Detecting low-concentration compounds with water sensitivity and spectroscopic specificity using CEST-MRI
- 👤 Speaker: Peter van Zijl, Johns Hopkins University and Kennedy Krieger Institute 🔗 Website
- 📅 Date & Time: Friday 13 December 2013, 13:00 - 14:00
- 📍 Venue: Cancer Research UK Cambridge Institute, Lecture Theatre
Abstract
Chemical exchange saturation transfer (CEST) agents exploit exchangeable protons to achieve MRI contrast. This is accomplished by using radiofrequency saturation at the resonance frequency of these protons and monitoring the transfer of this saturation to the water protons imaged in MRI . Strong sensitivity enhancements (factors of hundred to hundreds of thousands) can be attained to image micromolar to millimolar concentrations of compounds with molar sensitivity.
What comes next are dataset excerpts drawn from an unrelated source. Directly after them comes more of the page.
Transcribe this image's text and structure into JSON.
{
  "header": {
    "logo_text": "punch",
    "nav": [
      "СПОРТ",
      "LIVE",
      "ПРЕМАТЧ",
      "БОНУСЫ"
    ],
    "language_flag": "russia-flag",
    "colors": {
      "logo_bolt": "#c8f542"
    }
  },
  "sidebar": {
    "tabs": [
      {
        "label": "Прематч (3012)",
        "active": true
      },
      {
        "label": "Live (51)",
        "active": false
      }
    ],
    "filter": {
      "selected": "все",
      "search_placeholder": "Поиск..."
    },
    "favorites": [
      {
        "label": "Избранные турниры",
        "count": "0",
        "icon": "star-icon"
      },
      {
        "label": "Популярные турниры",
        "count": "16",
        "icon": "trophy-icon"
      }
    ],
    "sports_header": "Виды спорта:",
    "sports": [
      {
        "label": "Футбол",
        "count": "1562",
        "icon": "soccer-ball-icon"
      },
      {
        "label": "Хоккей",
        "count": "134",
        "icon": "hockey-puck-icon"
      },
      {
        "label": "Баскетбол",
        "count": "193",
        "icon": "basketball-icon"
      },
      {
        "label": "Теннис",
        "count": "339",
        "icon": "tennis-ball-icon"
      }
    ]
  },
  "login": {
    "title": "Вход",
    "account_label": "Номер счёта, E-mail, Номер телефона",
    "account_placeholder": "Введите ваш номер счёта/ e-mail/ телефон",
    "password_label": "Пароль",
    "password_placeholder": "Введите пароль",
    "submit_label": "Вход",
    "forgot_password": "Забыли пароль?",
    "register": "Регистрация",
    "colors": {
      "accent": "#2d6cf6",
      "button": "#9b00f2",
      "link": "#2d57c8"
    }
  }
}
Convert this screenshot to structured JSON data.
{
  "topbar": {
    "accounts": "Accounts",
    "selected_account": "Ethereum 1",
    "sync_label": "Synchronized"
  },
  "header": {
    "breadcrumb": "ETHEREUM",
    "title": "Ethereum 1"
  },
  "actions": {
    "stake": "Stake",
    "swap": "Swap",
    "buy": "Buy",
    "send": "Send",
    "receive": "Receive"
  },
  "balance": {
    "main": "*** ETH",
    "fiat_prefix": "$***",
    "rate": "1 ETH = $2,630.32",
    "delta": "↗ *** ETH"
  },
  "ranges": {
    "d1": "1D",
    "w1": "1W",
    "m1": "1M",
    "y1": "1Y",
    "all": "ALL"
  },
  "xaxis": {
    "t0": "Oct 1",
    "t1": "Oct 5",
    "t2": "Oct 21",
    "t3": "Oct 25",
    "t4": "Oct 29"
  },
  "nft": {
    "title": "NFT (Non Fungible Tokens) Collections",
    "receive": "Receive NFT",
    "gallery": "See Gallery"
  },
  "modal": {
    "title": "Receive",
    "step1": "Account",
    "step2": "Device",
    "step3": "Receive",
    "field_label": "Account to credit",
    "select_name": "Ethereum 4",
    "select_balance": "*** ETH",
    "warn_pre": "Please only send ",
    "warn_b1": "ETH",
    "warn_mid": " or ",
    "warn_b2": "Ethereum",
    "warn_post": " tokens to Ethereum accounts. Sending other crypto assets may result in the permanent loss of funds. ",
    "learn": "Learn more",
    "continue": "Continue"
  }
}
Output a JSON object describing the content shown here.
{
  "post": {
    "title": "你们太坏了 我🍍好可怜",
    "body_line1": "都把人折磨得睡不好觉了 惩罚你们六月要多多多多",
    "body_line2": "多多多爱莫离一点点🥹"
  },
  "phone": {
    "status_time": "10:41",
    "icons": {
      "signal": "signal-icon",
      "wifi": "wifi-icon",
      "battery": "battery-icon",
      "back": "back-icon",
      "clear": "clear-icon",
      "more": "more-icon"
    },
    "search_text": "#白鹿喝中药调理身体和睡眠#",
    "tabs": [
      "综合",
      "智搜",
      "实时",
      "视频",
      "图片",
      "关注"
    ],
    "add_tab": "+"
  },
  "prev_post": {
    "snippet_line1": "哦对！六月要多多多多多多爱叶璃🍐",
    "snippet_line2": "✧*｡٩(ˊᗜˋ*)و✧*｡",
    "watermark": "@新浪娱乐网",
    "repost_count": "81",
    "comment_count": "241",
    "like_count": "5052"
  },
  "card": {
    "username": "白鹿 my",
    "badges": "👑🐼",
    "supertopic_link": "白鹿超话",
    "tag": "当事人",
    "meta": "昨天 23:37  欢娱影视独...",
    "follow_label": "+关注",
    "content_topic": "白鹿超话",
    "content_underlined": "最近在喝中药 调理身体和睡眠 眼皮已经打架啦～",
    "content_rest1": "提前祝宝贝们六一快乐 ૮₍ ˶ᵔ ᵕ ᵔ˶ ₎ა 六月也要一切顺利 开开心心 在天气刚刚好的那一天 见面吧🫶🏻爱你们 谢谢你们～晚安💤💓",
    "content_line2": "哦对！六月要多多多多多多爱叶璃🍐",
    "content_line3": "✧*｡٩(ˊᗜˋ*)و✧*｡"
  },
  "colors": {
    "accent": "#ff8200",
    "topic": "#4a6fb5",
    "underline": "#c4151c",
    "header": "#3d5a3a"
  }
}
Contrary to conventional paramagnetic MRI agents, CEST compounds do not perturb the image contrast of anatomical images and can be turned on and off. CEST agents have been broadly classified in terms of containing paramagnetic metals (paraCEST) or not (diaCEST). Unlike paramagnetic metallic contrast agents, diaCEST agents provide natural, non-metallic labels. As a consequence, this methodology has already allowed the use of many agents in vivo in animals, while endogenous markers such as cellular amino acids, peptides and sugar derivatives are even being studied in humans. Recent data suggest that amide proton transfer (APT) may provide a biomarker for separating tumor recurrence from treatment necrosis in the brain. Based on its non-invasive character, diaCEST is expected to be useful not only in the pre-clinical arena but also to revolutionize the rapid translation of contrast agents to the clinic. The field is evolving rapidly and many novel exogenous agents and endogenous markers are expected to be discovered in the near future.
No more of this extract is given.